Performance comparison with ndarray

Hello,
first real congrats on this really very nice library and incredible genericity. Incredible work here.

I am currently playing a bit with nalgebra and ndarray. I am performing only matrix multiplication operations or swaps of elements in both cases. While swaps have a very comparable performance, I noticed a major difference between in performance between the two when making a general matrix multiplication: for similar matrix sizes ndarray with blas enabled is about 3 times faster than nalgebra. I guess the difference is the blas binding of ndarray which (if I’m not mistaken) is not present in nalgebra. Is that correct? I saw there are some functions that are present for factorizations/decompositions. Is there something similar for gemm? If not are there plans to include it? I would be very happy to help. If that is not the case. Would you have any suggestions as where to start to try to add the binding?

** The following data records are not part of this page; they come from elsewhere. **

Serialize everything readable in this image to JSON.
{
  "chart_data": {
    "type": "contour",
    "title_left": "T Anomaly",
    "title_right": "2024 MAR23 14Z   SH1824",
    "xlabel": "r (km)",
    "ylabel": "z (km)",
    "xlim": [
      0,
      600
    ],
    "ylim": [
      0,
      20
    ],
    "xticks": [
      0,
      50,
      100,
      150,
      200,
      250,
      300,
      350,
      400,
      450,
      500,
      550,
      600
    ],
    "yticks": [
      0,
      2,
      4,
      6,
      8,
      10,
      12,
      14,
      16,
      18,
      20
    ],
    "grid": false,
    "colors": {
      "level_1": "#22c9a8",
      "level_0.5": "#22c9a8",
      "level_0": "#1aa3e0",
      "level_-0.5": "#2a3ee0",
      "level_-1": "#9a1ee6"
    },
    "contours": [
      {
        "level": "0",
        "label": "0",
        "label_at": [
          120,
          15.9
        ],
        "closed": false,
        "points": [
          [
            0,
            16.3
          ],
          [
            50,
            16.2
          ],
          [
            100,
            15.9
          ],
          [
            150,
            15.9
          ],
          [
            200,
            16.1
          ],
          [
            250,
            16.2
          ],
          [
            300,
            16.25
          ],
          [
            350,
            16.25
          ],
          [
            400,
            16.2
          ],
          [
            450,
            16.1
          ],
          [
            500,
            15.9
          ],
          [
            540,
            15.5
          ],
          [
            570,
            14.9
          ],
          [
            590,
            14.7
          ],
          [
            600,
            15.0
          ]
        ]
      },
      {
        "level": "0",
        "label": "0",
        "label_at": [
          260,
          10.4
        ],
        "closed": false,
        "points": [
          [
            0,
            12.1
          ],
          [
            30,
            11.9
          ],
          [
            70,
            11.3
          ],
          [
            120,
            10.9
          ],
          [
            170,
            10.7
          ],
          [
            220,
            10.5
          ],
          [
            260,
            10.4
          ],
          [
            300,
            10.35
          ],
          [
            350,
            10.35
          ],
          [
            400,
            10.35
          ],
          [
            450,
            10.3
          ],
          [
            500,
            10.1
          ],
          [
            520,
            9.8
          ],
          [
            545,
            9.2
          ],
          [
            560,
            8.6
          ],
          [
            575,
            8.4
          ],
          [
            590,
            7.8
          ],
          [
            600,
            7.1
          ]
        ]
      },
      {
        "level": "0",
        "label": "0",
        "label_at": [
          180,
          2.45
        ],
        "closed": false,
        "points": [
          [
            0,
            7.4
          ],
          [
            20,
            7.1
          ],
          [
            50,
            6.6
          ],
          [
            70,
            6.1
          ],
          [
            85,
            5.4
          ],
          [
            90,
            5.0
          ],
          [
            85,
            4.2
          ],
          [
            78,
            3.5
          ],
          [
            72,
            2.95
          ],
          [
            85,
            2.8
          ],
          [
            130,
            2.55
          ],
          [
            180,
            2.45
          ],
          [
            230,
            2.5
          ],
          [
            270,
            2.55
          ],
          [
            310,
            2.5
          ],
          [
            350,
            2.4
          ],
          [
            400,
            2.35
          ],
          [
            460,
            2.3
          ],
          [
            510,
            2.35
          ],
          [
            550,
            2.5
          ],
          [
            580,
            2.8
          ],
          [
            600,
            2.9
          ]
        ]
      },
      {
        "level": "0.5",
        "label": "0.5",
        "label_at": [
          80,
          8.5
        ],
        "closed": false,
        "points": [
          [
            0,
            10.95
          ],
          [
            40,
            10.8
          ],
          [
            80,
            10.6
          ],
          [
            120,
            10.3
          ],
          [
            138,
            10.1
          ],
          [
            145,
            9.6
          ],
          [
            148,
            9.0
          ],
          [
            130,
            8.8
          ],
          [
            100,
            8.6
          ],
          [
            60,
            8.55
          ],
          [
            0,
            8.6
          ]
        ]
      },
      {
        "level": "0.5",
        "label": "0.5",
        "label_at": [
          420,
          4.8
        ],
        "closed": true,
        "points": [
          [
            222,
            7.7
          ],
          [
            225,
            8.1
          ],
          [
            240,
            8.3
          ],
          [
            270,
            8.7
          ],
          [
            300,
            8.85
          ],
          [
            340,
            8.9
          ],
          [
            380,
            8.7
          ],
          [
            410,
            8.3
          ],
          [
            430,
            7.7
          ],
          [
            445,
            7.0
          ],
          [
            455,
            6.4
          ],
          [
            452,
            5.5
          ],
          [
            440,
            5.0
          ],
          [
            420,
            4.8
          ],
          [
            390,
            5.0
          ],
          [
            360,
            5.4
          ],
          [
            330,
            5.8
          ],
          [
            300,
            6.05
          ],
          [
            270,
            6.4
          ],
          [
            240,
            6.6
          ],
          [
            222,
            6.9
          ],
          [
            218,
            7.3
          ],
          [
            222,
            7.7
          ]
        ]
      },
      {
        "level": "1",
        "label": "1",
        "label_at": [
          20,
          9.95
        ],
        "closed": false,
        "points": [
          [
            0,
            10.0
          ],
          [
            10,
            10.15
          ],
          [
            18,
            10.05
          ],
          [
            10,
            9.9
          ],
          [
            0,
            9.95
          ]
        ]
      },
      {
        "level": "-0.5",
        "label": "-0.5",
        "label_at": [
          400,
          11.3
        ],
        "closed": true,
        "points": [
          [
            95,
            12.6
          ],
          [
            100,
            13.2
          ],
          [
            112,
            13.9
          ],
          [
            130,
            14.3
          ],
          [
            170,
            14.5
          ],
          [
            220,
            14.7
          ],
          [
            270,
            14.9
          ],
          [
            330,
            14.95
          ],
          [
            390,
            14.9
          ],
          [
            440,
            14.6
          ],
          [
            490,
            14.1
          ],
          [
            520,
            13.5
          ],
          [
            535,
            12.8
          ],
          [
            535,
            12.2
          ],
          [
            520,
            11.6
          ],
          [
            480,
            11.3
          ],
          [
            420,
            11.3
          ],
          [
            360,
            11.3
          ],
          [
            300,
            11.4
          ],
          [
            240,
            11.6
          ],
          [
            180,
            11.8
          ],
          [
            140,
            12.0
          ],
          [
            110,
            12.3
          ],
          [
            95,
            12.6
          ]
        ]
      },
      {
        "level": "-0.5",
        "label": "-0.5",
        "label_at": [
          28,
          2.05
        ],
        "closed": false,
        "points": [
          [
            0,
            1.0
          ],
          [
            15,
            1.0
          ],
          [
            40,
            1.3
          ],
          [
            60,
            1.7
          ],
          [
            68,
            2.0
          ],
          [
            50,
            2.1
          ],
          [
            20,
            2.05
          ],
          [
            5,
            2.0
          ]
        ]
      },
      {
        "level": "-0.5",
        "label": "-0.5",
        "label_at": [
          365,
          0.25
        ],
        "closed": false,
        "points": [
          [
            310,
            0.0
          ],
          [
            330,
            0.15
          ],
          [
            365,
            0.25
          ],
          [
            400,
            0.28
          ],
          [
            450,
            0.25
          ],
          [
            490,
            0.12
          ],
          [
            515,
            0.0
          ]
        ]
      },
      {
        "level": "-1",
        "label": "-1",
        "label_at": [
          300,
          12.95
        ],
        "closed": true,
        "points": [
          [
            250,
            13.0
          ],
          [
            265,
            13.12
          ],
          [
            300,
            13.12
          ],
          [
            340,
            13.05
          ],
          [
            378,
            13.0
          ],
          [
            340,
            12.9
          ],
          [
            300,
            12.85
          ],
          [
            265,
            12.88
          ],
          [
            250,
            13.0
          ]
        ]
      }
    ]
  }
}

Thank you again for the great work.

Best regards

It’s true that nalgebra does not rely on any blas binding. That must be the reason of the performance gap with ndarray. Adding them would be a great contribution! For example, we could replace the pure-rust BLAS implementation on the blas.rs file by the corresponding binding whenever the user activate some feature (e.g. we could add various features to nalgebra’s Cargo.toml to activate the blas bindings with a specific backend).

There is this issue about blas and lapack integration. Lapack integration is already done on the separate nalgebra-lapack crate. I think it is best to integrate blas directly on the main nalgebra crate though.